Brian Burch, the president of Catholic Vote Civic Action organized a petition in favor of the stamp that gathered signatures from 146,000 people who wanted the Post Office to issue the stamp.
“We thank the United States Postal Service for honoring the 100th anniversary of Mother Teresa’s birth with this beautiful stamp. Our petition in support of the stamp struck a chord because Mother Teresa continues to serve as an inspiration for people today,” said Burch.
He told LifeNews.com his group "is now calling on Americans to honor the life of this saintly and heroic woman by purchasing Mother Teresa stamps this week."
The stamp was unveiled on Sunday at the Basilica of the National Shrine of the Immaculate Conception at a special service and they go on sale today.
“I’m glad that the Postal Service could make an exception for their ‘Never on Sunday’ rule by issuing this stamp 13 years to the day since Mother Teresa’s death on September 5, 1997,” said Burch. “The Postal Service also understands that having the ceremony here at this beautiful Basilica doesn’t mean that the United States Government is suddenly Roman Catholic.”
Burch acknowledged that the Post Office policy does prohibit stamps that “honor religious institutions or individuals whose principal achievements are associated with religious undertakings or beliefs" but he argued the policy should not prevent the Postal Service from issuing stamps honoring religious persons who are well known for their contributions to the world.

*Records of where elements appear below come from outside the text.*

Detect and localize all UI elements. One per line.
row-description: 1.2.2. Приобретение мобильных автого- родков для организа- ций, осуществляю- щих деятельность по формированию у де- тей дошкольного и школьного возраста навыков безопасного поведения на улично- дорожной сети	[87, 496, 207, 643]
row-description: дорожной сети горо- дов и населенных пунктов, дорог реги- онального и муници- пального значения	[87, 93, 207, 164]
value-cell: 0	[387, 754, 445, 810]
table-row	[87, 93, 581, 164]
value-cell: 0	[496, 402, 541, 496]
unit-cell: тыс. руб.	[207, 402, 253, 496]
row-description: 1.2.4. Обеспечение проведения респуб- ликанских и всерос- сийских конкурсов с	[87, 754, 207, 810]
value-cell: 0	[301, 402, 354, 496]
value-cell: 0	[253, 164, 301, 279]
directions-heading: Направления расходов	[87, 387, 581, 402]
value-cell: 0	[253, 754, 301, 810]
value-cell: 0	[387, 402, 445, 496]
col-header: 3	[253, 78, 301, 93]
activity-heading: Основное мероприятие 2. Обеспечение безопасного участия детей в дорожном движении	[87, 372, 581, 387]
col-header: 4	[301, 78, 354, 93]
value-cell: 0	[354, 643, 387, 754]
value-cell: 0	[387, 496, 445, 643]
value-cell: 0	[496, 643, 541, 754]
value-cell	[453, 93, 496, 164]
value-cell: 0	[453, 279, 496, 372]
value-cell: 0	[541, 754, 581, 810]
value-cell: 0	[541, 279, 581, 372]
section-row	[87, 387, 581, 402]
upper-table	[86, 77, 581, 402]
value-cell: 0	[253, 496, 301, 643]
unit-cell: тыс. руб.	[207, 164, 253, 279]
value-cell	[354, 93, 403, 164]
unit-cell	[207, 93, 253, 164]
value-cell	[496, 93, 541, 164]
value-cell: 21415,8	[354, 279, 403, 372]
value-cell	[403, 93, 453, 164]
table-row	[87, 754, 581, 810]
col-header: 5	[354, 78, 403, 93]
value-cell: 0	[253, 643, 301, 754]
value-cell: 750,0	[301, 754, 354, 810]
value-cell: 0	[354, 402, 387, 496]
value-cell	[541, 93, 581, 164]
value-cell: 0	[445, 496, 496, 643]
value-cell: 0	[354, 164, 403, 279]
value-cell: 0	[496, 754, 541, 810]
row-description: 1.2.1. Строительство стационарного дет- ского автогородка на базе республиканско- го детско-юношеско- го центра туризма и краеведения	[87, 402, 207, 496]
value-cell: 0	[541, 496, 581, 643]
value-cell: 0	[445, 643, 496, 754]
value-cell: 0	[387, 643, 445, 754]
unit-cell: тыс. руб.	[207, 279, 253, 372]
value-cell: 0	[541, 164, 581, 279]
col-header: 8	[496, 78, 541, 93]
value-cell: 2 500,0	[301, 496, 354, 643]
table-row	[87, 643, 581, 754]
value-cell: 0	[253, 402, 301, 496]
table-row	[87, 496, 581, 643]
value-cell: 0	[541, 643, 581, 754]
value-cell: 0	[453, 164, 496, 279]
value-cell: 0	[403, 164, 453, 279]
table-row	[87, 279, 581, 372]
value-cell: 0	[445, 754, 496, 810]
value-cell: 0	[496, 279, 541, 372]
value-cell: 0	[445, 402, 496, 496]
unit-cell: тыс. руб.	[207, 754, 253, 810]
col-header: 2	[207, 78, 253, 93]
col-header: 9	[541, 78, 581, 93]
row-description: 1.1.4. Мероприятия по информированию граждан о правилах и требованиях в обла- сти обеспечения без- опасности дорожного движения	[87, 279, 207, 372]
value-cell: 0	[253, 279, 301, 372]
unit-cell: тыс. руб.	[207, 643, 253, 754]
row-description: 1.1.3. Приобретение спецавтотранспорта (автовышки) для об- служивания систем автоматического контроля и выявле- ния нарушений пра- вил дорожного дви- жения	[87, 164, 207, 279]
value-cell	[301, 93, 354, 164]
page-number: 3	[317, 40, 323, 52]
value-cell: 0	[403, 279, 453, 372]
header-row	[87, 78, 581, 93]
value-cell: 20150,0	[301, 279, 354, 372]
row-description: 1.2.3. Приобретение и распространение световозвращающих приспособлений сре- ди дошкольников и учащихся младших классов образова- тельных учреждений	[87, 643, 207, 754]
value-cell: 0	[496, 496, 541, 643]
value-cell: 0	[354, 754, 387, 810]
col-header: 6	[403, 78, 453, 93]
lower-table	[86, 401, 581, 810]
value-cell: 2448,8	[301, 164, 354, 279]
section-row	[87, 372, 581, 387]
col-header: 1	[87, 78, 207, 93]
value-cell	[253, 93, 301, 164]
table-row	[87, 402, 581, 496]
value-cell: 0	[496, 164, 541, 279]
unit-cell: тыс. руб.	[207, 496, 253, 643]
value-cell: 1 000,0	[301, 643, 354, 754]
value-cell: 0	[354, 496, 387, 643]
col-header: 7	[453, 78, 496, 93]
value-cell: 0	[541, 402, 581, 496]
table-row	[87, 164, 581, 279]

“Mother Teresa was proudly Roman Catholic, and her religious faith clearly inspired her charity. However, her service to the world is universally recognized as worthy of acclaim. We are glad that the Postal Service recognizes that her Catholic faith does not disqualify her from the receiving honors such as this. To do so would constitute a gross form of religious discrimination,” he said.
A group called the Freedom From Religion Foundation unsuccessfully attempted to stop the new stamp claiming that Mother Teresa had a ‘darker side.’ But Burch says the real cause of their anger seems to be her unapologetic defense of sexual morality and the dignity of all human life.
Burch noted that the group accused the nun of making a “gratuitous tirade against abortion” when she accepted the Nobel Peace Prize in 1979. They called that speech a “disturbing, befogged religious rant.”
Mother Teresa’s tireless pro-life stance received mention at the Sunday ceremony, with over 2,500 people in attendance.
Archbishop Pietro Sambi, apostolic nuncio to the United States, was the main celebrant at the Mass. In his homily, Archbishop Sambi recalled Mother Teresa’s words that “the biggest disease today is not leprosy or tuberculosis but the feeling of being unwanted. The greatest destroyer of peace is abortion.”
Monsignor Walter R. Rossi remembered she protected the “poor, unborn, and destitute."
The stamp was designed by Colorado Springs artist Thomas Blackshear II, who was in attendance.
The Postal Service has honored the work of religious figures in the past including John Witherspoon in 1976, Rev. Martin Luther King, Jr., in 1979 and 1999, Martin Luther in 1983, and Father Edward Flanagan in 1986.